Changes are fast approaching for the building industry. The U.S. Department of Energy (DOE) claims that buildings account for 39 percent of total energy use and 38 percent of total carbon dioxide emissions in America. The desire to reduce both is leading to tighter government regulations on new construction, requiring states to adopt up-to-date energy-related building codes that will improve the performance of new commercial buildings.
These mandates will change the way construction professionals think about energy-efficient construction, specifically requiring specifiers to consider strategies to minimize energy consumption.
Exterior walls are most commonly built using stud framing with some form of cavity insulation located between the studs. This method separates the insulation into non-continuous pockets and allows energy to transfer between the interior and exterior of the building—a phenomenon known as “thermal bridging”—which significantly reduces the energy efficiency of the wall.
Traditional cavity-insulated walls also suffer from air leakage, which occurs at joints, gaps and penetrations. The resulting airflow into or out of the building affects energy efficiency, indoor air quality, and heating, ventilating and air conditioning (HVAC) costs. Further, cavity insulation gets dirty and can absorb and retain moisture, which can lead to the premature degradation of the studs, sheathing and drywall exposed to the cavity.
“R-Value” is a number used to express a material’s thermal efficiency and the higher the number, the better. However, this can be misleading because it only takes into account the insulating value of the material itself, and not the full wall assembly. As described earlier, a typical framed wall can be compromised due to thermal bridging and air leakage—which can decrease the R-value of the overall wall by as much as 50 percent or more in steel-framed walls and 24 percent or more in wood framing.
Adding thicker cavity insulation does little when trying to improve the thermal efficiency of the wall because it does not mitigate thermal bridging or air leakage.
In an effort to combat the increasing demands on energy, the DOE has mandated that by October 18, 2013, all states must adopt a commercial building energy code that meets or exceeds ASHRAE Standard 90.1-2010. The updated standard will trigger a substantial change to the design of wall assemblies.

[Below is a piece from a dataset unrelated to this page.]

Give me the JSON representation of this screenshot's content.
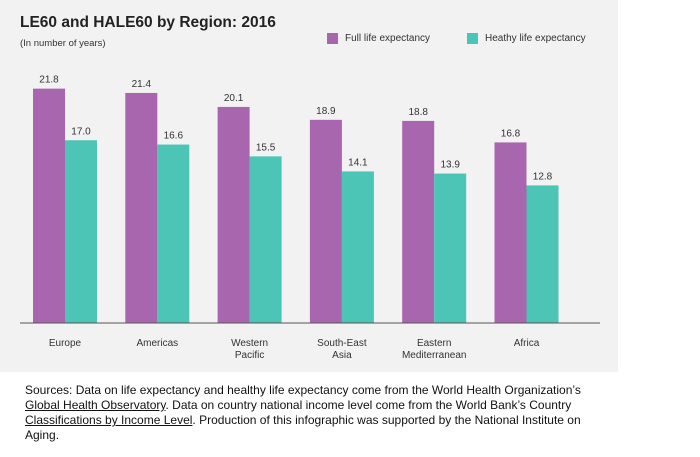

ASHRAE 90.1-2010, which has been adopted by the new 2012 International Energy Conservation Code (IECC), increases the requirement for continuous insulation (CI) for most commercial wall assemblies in nearly all climate zones.

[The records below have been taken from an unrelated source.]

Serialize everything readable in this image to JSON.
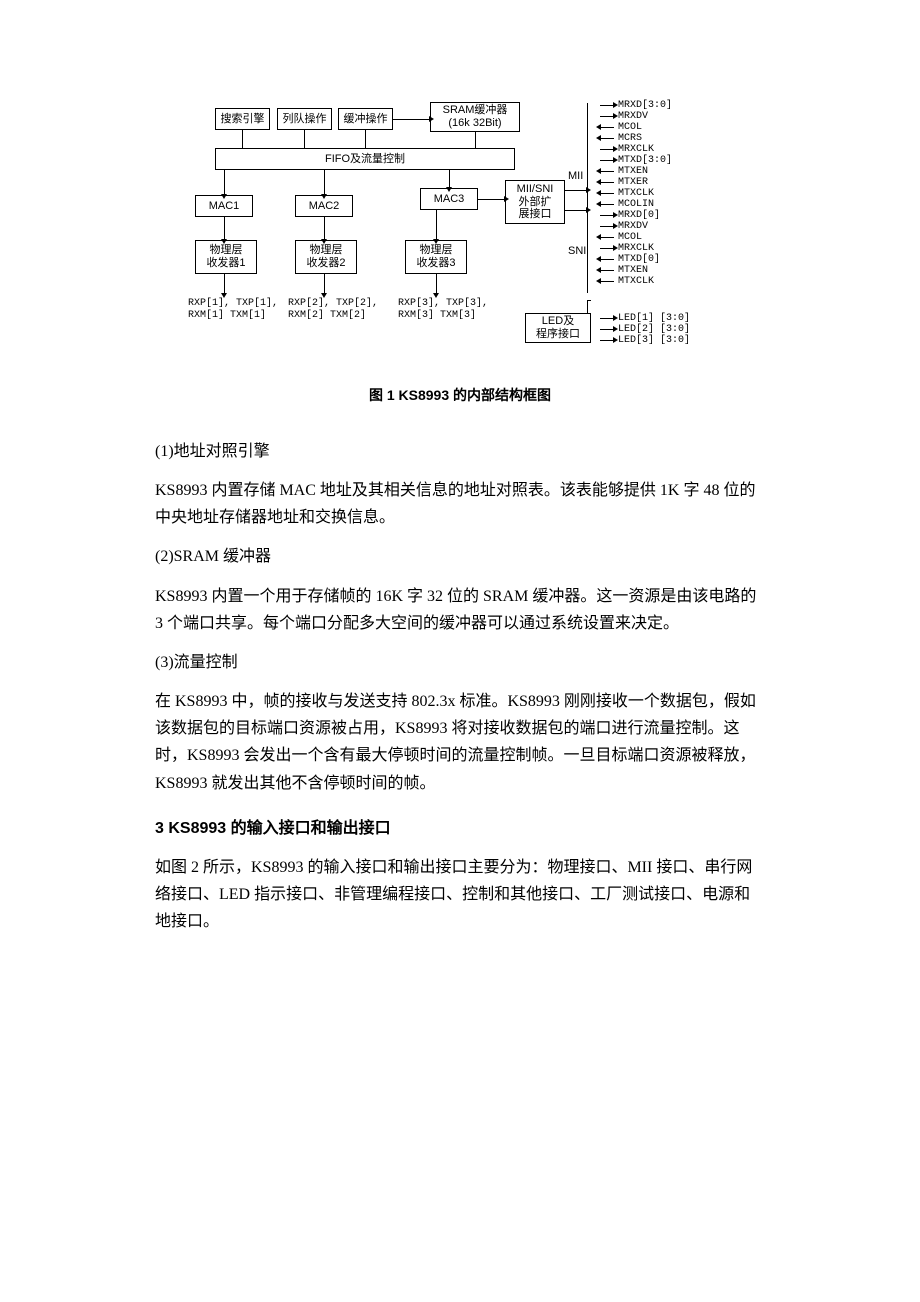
{
  "figure": {
    "caption": "图 1  KS8993 的内部结构框图",
    "blocks": {
      "search": "搜索引擎",
      "queue": "列队操作",
      "bufop": "缓冲操作",
      "sram": "SRAM缓冲器\n(16k 32Bit)",
      "fifo": "FIFO及流量控制",
      "mac1": "MAC1",
      "mac2": "MAC2",
      "mac3": "MAC3",
      "phy1": "物理层\n收发器1",
      "phy2": "物理层\n收发器2",
      "phy3": "物理层\n收发器3",
      "ext": "MII/SNI\n外部扩\n展接口",
      "led": "LED及\n程序接口"
    },
    "lbls": {
      "mii": "MII",
      "sni": "SNI"
    },
    "ports": {
      "p1": "RXP[1], TXP[1],\nRXM[1] TXM[1]",
      "p2": "RXP[2], TXP[2],\nRXM[2] TXM[2]",
      "p3": "RXP[3], TXP[3],\nRXM[3] TXM[3]"
    },
    "mii_pins": [
      "MRXD[3:0]",
      "MRXDV",
      "MCOL",
      "MCRS",
      "MRXCLK",
      "MTXD[3:0]",
      "MTXEN",
      "MTXER",
      "MTXCLK",
      "MCOLIN",
      "MRXD[0]",
      "MRXDV",
      "MCOL",
      "MRXCLK",
      "MTXD[0]",
      "MTXEN",
      "MTXCLK"
    ],
    "led_pins": [
      "LED[1] [3:0]",
      "LED[2] [3:0]",
      "LED[3] [3:0]"
    ],
    "colors": {
      "stroke": "#000000",
      "bg": "#ffffff",
      "text": "#000000"
    }
  },
  "body": {
    "p1_title": "(1)地址对照引擎",
    "p1": "KS8993 内置存储 MAC 地址及其相关信息的地址对照表。该表能够提供 1K 字 48 位的中央地址存储器地址和交换信息。",
    "p2_title": "(2)SRAM 缓冲器",
    "p2": "KS8993 内置一个用于存储帧的 16K 字 32 位的 SRAM 缓冲器。这一资源是由该电路的 3 个端口共享。每个端口分配多大空间的缓冲器可以通过系统设置来决定。",
    "p3_title": "(3)流量控制",
    "p3": "在 KS8993 中，帧的接收与发送支持 802.3x 标准。KS8993 刚刚接收一个数据包，假如该数据包的目标端口资源被占用，KS8993 将对接收数据包的端口进行流量控制。这时，KS8993 会发出一个含有最大停顿时间的流量控制帧。一旦目标端口资源被释放，KS8993 就发出其他不含停顿时间的帧。",
    "h3": "3 KS8993 的输入接口和输出接口",
    "p4": "如图 2 所示，KS8993 的输入接口和输出接口主要分为：物理接口、MII 接口、串行网络接口、LED 指示接口、非管理编程接口、控制和其他接口、工厂测试接口、电源和地接口。"
  }
}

Typically revised every three years, the IECC is part of the International Building Code (IBC) and is the governing commercial code section for building design and material requirements related to energy efficiency. It divides the U.S. into eight climate zones, each with specific requirements for the type, placement and amount of insulating materials—both cavity and continuous—in the wall assembly. Several versions of the IECC are currently in effect across the country, making it vital for architects and other construction professionals to be aware of which version is adopted by the state or local jurisdiction in which their project is located.
Each “latest” version of ASHRAE 90.1 and IECC adoption have increased the amount of continuous insulation required in commercial buildings, and the current standard (2010) prescribes the use of continuous insulation in nearly 90 percent of the U.S. There is no doubt that future codes will be even more stringent when pertaining to energy efficiency.
The latest of these is ASHRAE Standard 189.1: Standard for the Design of High Performance Green Buildings. This standard’s requirement for continuous insulation exceeds the 90.1 Standard by increasing the requirement for CI to all climate zones and in greater thicknesses than previously required.
Exterior continuous insulation and an air- and water-resistive barrier are the most effective way to meet the new code requirements by eliminating thermal bridging and air leakage issues associated with traditional stud framing and cavity insulation. Placed on the exterior of a building structure, continuous insulation eliminates the thermal bridging effect caused by stud framing and can translate into a 20 to 30 percent reduction in annual energy costs.
EIFS is not a new or unproven technology; the system was introduced more than 40 years ago to the U.S. construction market and is in place today on more than a million structures. Engineered to integrate the use of an air barrier and continuous insulation, today’s EIFS provide a design-flexible, cost-effective, code-compliant single-source solution to today’s demand for energy-efficient, high-performing walls.
EIFS meet the need for continuous insulation and offer unique design flexibility due to the ability to shape that insulation easily into 3D designs. Diverse finish options are available to achieve a variety of architectural styles. In addition, one of the most attractive properties of EIFS is their light weight. These combine to make EIFS a superior choice when compared to other claddings. For example, Dryvit’s Outsulation systems weigh just 1 to 2 pounds per square foot, compared to the average clay brick weight of 40 to 50 pounds per square foot. This translates into a reduction of building structure cost, material transportation and a shortened construction cycle. Outsulation provides integrated continuous insulation, an air/water-resistive barrier and single source wall assembly warranty, all of which traditional brick does not.
As October 18, 2013, grows closer, the building industry will experience increased awareness of EIFS as a solution to continuous insulation, thermal bridging and therefore, code compliancy. The trend toward energy efficiency in the U.S. is certain to progress, and sustainable initiatives such as building a tighter envelope will continue to be reinforced as primary focuses in the industry.